Sonuç olarak ihsan kavramını, “insanın, hem Allah’a hem de yakın ve uzak çevresine, bütün insanlara, hatta tabiata karşı yaklaşımında, tutum ve davranışlarında adalet ölçüsünün, farz ve vâcip sınırlarının da ötesine geçerek imkân ve kabiliyetlerine göre kulluğun, özverinin ve erdemin nicelik ve nitelik olarak en yüksek seviyesine ulaşması” anlamına gelecek şekilde tanımlamak mümkündür.
İhsan mutlak bir görev olmamakla birlikte adaletten de ileri bir erdemdir.
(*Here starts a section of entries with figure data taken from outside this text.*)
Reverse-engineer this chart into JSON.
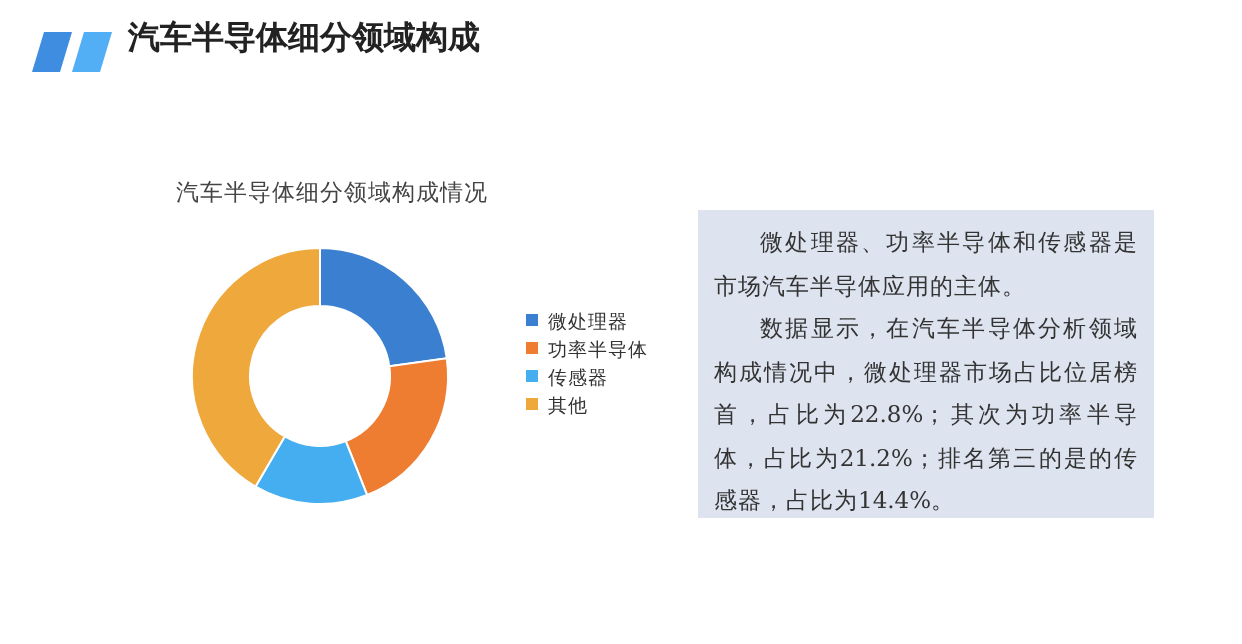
{
  "chart_data": [
    {
      "type": "other",
      "title": "汽车半导体细分领域构成"
    },
    {
      "type": "donut",
      "title": "汽车半导体细分领域构成情况",
      "categories": [
        "微处理器",
        "功率半导体",
        "传感器",
        "其他"
      ],
      "values": [
        22.8,
        21.2,
        14.4,
        41.6
      ],
      "colors": [
        "#3a7fd0",
        "#ef7d31",
        "#45aef0",
        "#efa83c"
      ],
      "legend": "right"
    },
    {
      "type": "other",
      "annotations": [
        "微处理器、功率半导体和传感器是市场汽车半导体应用的主体。",
        "数据显示，在汽车半导体分析领域构成情况中，微处理器市场占比位居榜首，占比为22.8%；其次为功率半导体，占比为21.2%；排名第三的是的传感器，占比为14.4%。"
      ]
    }
  ]
}
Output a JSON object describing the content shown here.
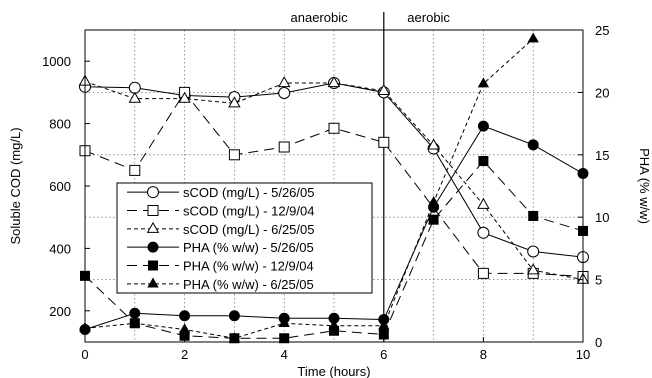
{
  "chart_data": {
    "type": "line",
    "title": "",
    "xlabel": "Time (hours)",
    "ylabel_left": "Soluble COD (mg/L)",
    "ylabel_right": "PHA (% w/w)",
    "xlim": [
      0,
      10
    ],
    "ylim_left": [
      100,
      1100
    ],
    "ylim_right": [
      0,
      25
    ],
    "x_ticks": [
      0,
      2,
      4,
      6,
      8,
      10
    ],
    "y_left_ticks": [
      200,
      400,
      600,
      800,
      1000
    ],
    "y_right_ticks": [
      0,
      5,
      10,
      15,
      20,
      25
    ],
    "grid": true,
    "phase_divider_x": 6,
    "phase_labels": [
      {
        "text": "anaerobic",
        "x": 4.7
      },
      {
        "text": "aerobic",
        "x": 6.9
      }
    ],
    "legend_location": "lower-left",
    "series": [
      {
        "name": "sCOD (mg/L) - 5/26/05",
        "axis": "left",
        "marker": "circle",
        "filled": false,
        "line": "solid",
        "x": [
          0,
          1,
          2,
          3,
          4,
          5,
          6,
          7,
          8,
          9,
          10
        ],
        "values": [
          918,
          915,
          890,
          885,
          898,
          930,
          900,
          720,
          450,
          390,
          372
        ]
      },
      {
        "name": "sCOD (mg/L) - 12/9/04",
        "axis": "left",
        "marker": "square",
        "filled": false,
        "line": "longdash",
        "x": [
          0,
          1,
          2,
          3,
          4,
          5,
          6,
          8,
          9,
          10
        ],
        "values": [
          713,
          650,
          900,
          700,
          725,
          785,
          740,
          320,
          320,
          310
        ]
      },
      {
        "name": "sCOD (mg/L) - 6/25/05",
        "axis": "left",
        "marker": "triangle",
        "filled": false,
        "line": "shortdash",
        "x": [
          0,
          1,
          2,
          3,
          4,
          5,
          6,
          7,
          8,
          9,
          10
        ],
        "values": [
          935,
          880,
          880,
          865,
          930,
          930,
          905,
          730,
          540,
          330,
          300
        ]
      },
      {
        "name": "PHA (% w/w) - 5/26/05",
        "axis": "right",
        "marker": "circle",
        "filled": true,
        "line": "solid",
        "x": [
          0,
          1,
          2,
          3,
          4,
          5,
          6,
          7,
          8,
          9,
          10
        ],
        "values": [
          1.0,
          2.3,
          2.1,
          2.1,
          1.9,
          1.9,
          1.8,
          10.8,
          17.3,
          15.8,
          13.5
        ]
      },
      {
        "name": "PHA (% w/w) - 12/9/04",
        "axis": "right",
        "marker": "square",
        "filled": true,
        "line": "longdash",
        "x": [
          0,
          1,
          2,
          3,
          4,
          5,
          6,
          7,
          8,
          9,
          10
        ],
        "values": [
          5.3,
          1.5,
          0.5,
          0.3,
          0.3,
          0.9,
          0.6,
          9.8,
          14.5,
          10.1,
          8.9
        ]
      },
      {
        "name": "PHA (% w/w) - 6/25/05",
        "axis": "right",
        "marker": "triangle",
        "filled": true,
        "line": "shortdash",
        "x": [
          0,
          1,
          2,
          3,
          4,
          5,
          6,
          7,
          8,
          9
        ],
        "values": [
          1.1,
          1.5,
          1.0,
          0.3,
          1.5,
          1.3,
          1.3,
          11.2,
          20.7,
          24.3
        ]
      }
    ]
  }
}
Buna karşılık toplumsal hayatta adalet ihsandan daha önemli ve önceliklidir; çünkü İslâm bilginlerinin sık sık tekrar ettiği gibi “yer ve göklerin düzeni adaletle kaimdir” (Râzî, XX, 103).
Bu yüzden Hz. Peygamber sallahu aleyhi vesellem, “Hüküm verirken adaletli olanlar, ailesine karşı ve yönetimi altında bulunanlar hakkında âdil davrananlar, kıyamet gününde nurdan minberler üzerindedirler” buyurarak adaletin Allah nezdindeki değerine işaret etmiştir (Müslim, “İmâre”, 18). Adaletin esas alındığı bir sosyal yapıda insanlar, toplumsal ilişkilerde birbirlerine eşitlik ekseninde bakar ve birbirlerini eşitlik temelinde anlamaya çalışırlar.